Putin’s comments came in a letter to participants at a UN conference to reaffirm the nuclear non-proliferation treaty that began Monday.
“We proceed from the fact that there can be no winners in a nuclear war and it should never be unleashed, and we stand for equal and indivisible security for all members of the world community,” the Russian leader said.
The remarks were a sharp departure from the Kremlin’s constant reminders of its nuclear capability during the past five months of the war in Ukraine.
As Putin invaded Ukraine in February, he warned that interference from Western nations would bring “consequences you have never seen” — widely interpreted to be a nuclear threat.
Days after the invasion, Putin put his nuclear forces on heightened alert, citing “aggressive statements” from his Western adversaries.

A month later, Kremlin flack Dmitry Peskov doubled down, defending Russia’s policy of using nuclear weapons if it felt its existence was threatened.
In April, Russia went ahead with a previously planned test for a next-generation intercontinental ballistic missile — and state-run media proceeded to taunt the West with a threat to nuke New York.
UN Secretary-General Antonio Guterres said that Monday’s meeting was happening “at a time when the risks of proliferation are growing and guardrails to prevent escalation are weakening.

“And when crises — with nuclear undertones — are festering from the Middle East and the Korean Peninsula to Russia’s invasion of Ukraine,” he added.
He said as a result of these conflicts, “humanity is just one misunderstanding, one miscalculation away from nuclear annihilation.”
“Future generations are counting on your commitment to step back from the abyss,” Guterres told the gathered politicians and diplomats. “This is our moment to meet this fundamental test and lift the cloud of nuclear annihilation once and for all.”
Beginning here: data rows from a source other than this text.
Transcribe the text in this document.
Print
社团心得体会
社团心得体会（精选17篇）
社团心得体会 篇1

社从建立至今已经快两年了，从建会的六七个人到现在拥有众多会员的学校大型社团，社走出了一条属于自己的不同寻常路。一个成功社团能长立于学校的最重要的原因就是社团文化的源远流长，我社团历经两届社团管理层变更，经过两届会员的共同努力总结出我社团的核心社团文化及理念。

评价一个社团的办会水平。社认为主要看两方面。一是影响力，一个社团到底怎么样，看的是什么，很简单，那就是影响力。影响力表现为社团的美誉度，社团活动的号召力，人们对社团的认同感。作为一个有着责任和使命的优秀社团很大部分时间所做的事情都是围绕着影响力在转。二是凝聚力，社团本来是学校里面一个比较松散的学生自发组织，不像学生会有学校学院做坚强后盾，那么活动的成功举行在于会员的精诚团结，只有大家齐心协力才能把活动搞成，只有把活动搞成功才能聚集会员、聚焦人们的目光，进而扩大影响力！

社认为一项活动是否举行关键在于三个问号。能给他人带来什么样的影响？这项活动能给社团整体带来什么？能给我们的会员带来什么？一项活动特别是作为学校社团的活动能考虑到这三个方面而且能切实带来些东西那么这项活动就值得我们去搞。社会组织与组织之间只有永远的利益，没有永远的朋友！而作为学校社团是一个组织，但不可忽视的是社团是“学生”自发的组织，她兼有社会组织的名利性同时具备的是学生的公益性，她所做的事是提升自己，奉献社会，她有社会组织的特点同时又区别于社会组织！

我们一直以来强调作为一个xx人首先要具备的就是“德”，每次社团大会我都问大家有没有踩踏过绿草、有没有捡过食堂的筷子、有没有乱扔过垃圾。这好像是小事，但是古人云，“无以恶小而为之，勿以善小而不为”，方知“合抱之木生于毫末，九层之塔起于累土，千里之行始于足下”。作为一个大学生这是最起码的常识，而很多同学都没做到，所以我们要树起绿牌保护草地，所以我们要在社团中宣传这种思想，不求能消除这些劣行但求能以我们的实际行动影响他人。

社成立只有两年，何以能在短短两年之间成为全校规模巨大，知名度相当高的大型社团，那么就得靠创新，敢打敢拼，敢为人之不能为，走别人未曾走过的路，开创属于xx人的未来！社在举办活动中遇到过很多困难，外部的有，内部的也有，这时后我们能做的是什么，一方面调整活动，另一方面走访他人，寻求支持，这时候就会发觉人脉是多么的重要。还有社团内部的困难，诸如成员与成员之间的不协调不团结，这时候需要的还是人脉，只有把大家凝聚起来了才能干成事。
One hundred and ninety-one nations are party to the non-proliferation treaty. Under the terms of the agreement, the US, the UK, China, Russia and France — the five original nuclear powers — are expected to negotiate the elimination of their nuclear arsenals.
Nuclear powers India, Pakistan and North Korea are not signatories to the treaty. Neither is Israel, which is widely believed to have a nuclear arsenal that it does not publicly acknowledge.